Tenvie takes off with $200M, assets and exec from Denali

Tenvie takes off with $200M, assets and exec from Denali

Tenvie Therapeutics has unveiled with $200 million and the goal of transforming the neurological treatment landscape, nabbing several programs—and an executive—from Denali Therapeutics.

The initial funding was led by Arch Venture Partners, F-Prime Capital and Mubadala Capital with participation from other unnamed investors, according to a Jan. 8 release. Tenvie did not specify what classification—i.e., seed or series A—the financing is. 

The South San Francisco-based biotech houses several small-molecule assets, some of which were acquired from Denali, another South San Francisco-based company that just announced a phase 2/3 miss in amyotrophic lateral sclerosis earlier this week. The asset had targeted the protein complex eIF2B, with AbbVie and Calico’s joint elF2B candidate also missing its main endpoint in a separate phase 2/3 trial. 

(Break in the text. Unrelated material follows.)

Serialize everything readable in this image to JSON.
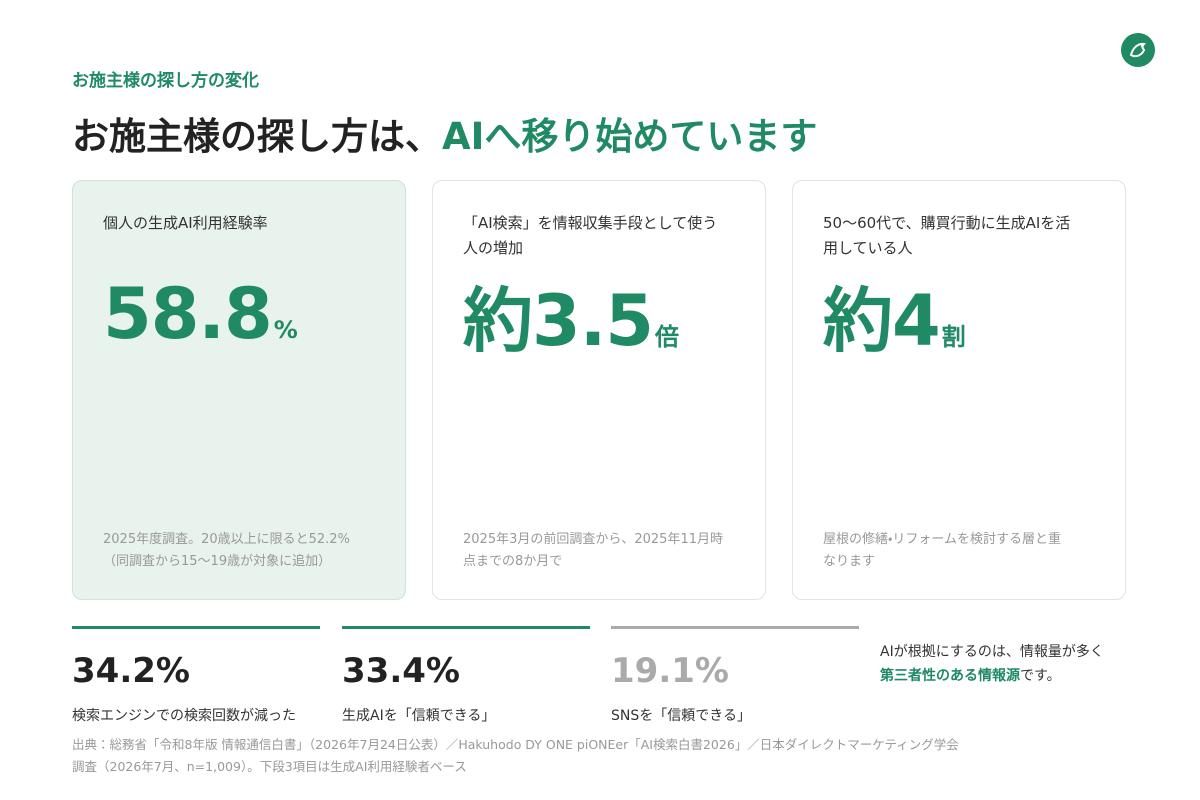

Tenvie didn’t indicate the specific assets it would be scooping from Denali, a biotech that focuses on neurodegenerative and lysosomal storage diseases.

The new company did say the financing will be used to progress multiple assets into the clinic. Currently, the biotech’s most advanced candidates—an NLRP3 inhibitor and an allosteric SARM1 inhibitor—are in the investigational new drug-enabling stage. The NLRP3 inflammasome has been tied to Alzheimer’s disease and Parkinson’s disease, among others, while the SARM1 enzyme is known to play a role in peripheral neuropathies and neurodegenerative conditions.

Tenvie’s peripherally restricted small molecules are designed to penetrate the brain and tackle three disease drivers: inflammation, metabolic dysfunction and lysosomal function. The biotech’s pipeline also includes cardiometabolic and eye disease programs, according to the release.

“Tenvie was founded to fundamentally alter the treatment paradigm for neurological diseases and profoundly impact the lives of patients, their families and caregivers,” Tenvie Chief Scientific Officer and President Tony Estrada, Ph.D., said in the release. “Our team’s validated approach uniquely allows us to access the brain while enabling the parallel development of precision-designed peripherally-restricted small molecules to address a broad array of diseases.”

Estrada previously served as Denali’s senior vice president and head of discovery sciences, a role he held for nearly nine years. 

Beyond Estrada, Tenvie’s team includes Tanya Fischer, M.D., Ph.D., who serves as chief medical officer, and Brian Cuneo as the biotech’s chief business and legal officer.